Here’s one for those who believe that the tea-party movement is “astro-turf.” Despite the long recession and a banking industry that teetered on the abyss last year, America still believes in the free market system. In fact it seems as if one of President Obama’s unintended success stories is that he has driven more Americans to believe in the free market system.
A new Rasmussen poll reports that 76% of voters say a free market economy is better than one managed by the government. Only 10% prefer an economy managed by the government. That is up from 70% a year ago.
While voters almost always see a need for some restriction on market behavior, by a 48% to 33% margin American voters believe there are currently too many economic restrictions in the United States (7% think the current level of restrictions are about right, while 12% are not sure). If they think its too restrictive now wait until cap and trade and Obamacare.
As you might expect, 54% of Democratic voters feel there are not enough restrictions on the free market. But a majority of Republican (74%) and a plurality of independent voters (45%) take the opposite view and say there are too many restrictions.
And the Political elite types?
Not surprisingly, the Political Class is less enthusiastic about markets and less skeptical about a government role. Among this relatively small group, just 52% say a free market approach is best while 30% prefer an economy managed by the government.

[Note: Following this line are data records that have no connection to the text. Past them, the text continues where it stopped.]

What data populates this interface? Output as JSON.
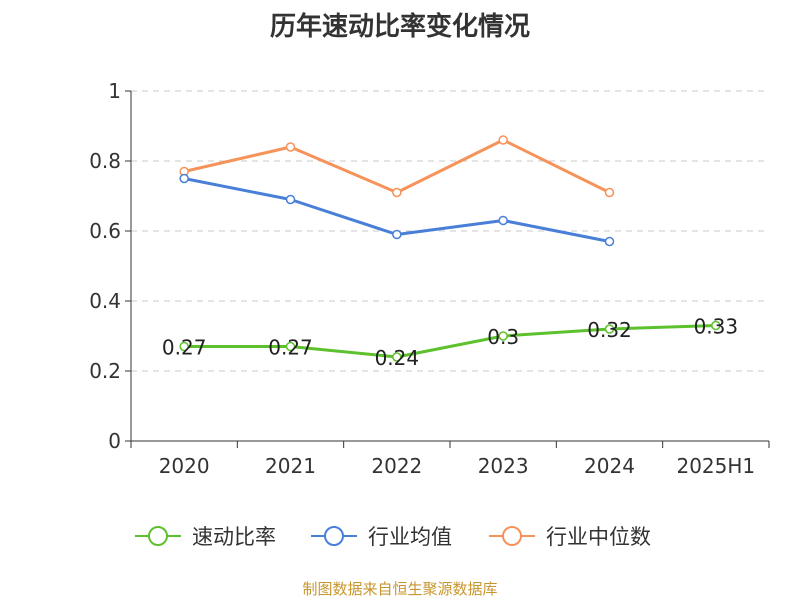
{
  "chart_data": {
    "type": "line",
    "title": "历年速动比率变化情况",
    "categories": [
      "2020",
      "2021",
      "2022",
      "2023",
      "2024",
      "2025H1"
    ],
    "ylim": [
      0,
      1
    ],
    "yticks": [
      "0",
      "0.2",
      "0.4",
      "0.6",
      "0.8",
      "1"
    ],
    "ytick_values": [
      0,
      0.2,
      0.4,
      0.6,
      0.8,
      1
    ],
    "grid": true,
    "legend_position": "bottom",
    "series": [
      {
        "name": "速动比率",
        "color": "#5dc12d",
        "values": [
          0.27,
          0.27,
          0.24,
          0.3,
          0.32,
          0.33
        ],
        "labels": [
          "0.27",
          "0.27",
          "0.24",
          "0.3",
          "0.32",
          "0.33"
        ]
      },
      {
        "name": "行业均值",
        "color": "#4a7fd8",
        "values": [
          0.75,
          0.69,
          0.59,
          0.63,
          0.57,
          null
        ]
      },
      {
        "name": "行业中位数",
        "color": "#f5935a",
        "values": [
          0.77,
          0.84,
          0.71,
          0.86,
          0.71,
          null
        ]
      }
    ]
  },
  "source": "制图数据来自恒生聚源数据库"
}
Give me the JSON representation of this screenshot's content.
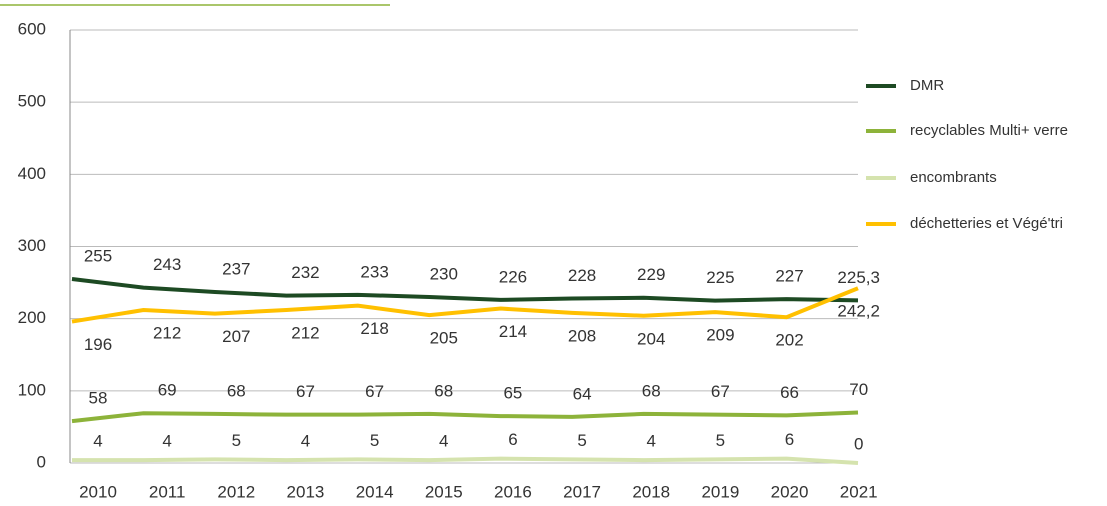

By a 44% to 36% margin voters do not agree that a free market economy unfairly concentrates power and wealth among a small segment of society (20% aren’t sure).
Interestingly only 37% of voters believe a free market economy is the same as a capitalist economy. According to Scott Rasmussen:
“The gap between strong support for free markets and tepid support for capitalism suggests that many Americans believe that capitalism means big business can keep the profits when times are good and get bailed out by taxpayers when times are bad.”
American’s are still not happy with the bailouts. In July Rasmussen reported,
Eighty percent (80%) say Wall Street benefited more from the bailout of the financial industry than the average U.S. taxpayer.
All this ties into the America’s dislike of Obamacare (opposed by a 51-41% margin) and the continued low approval ratings of the President.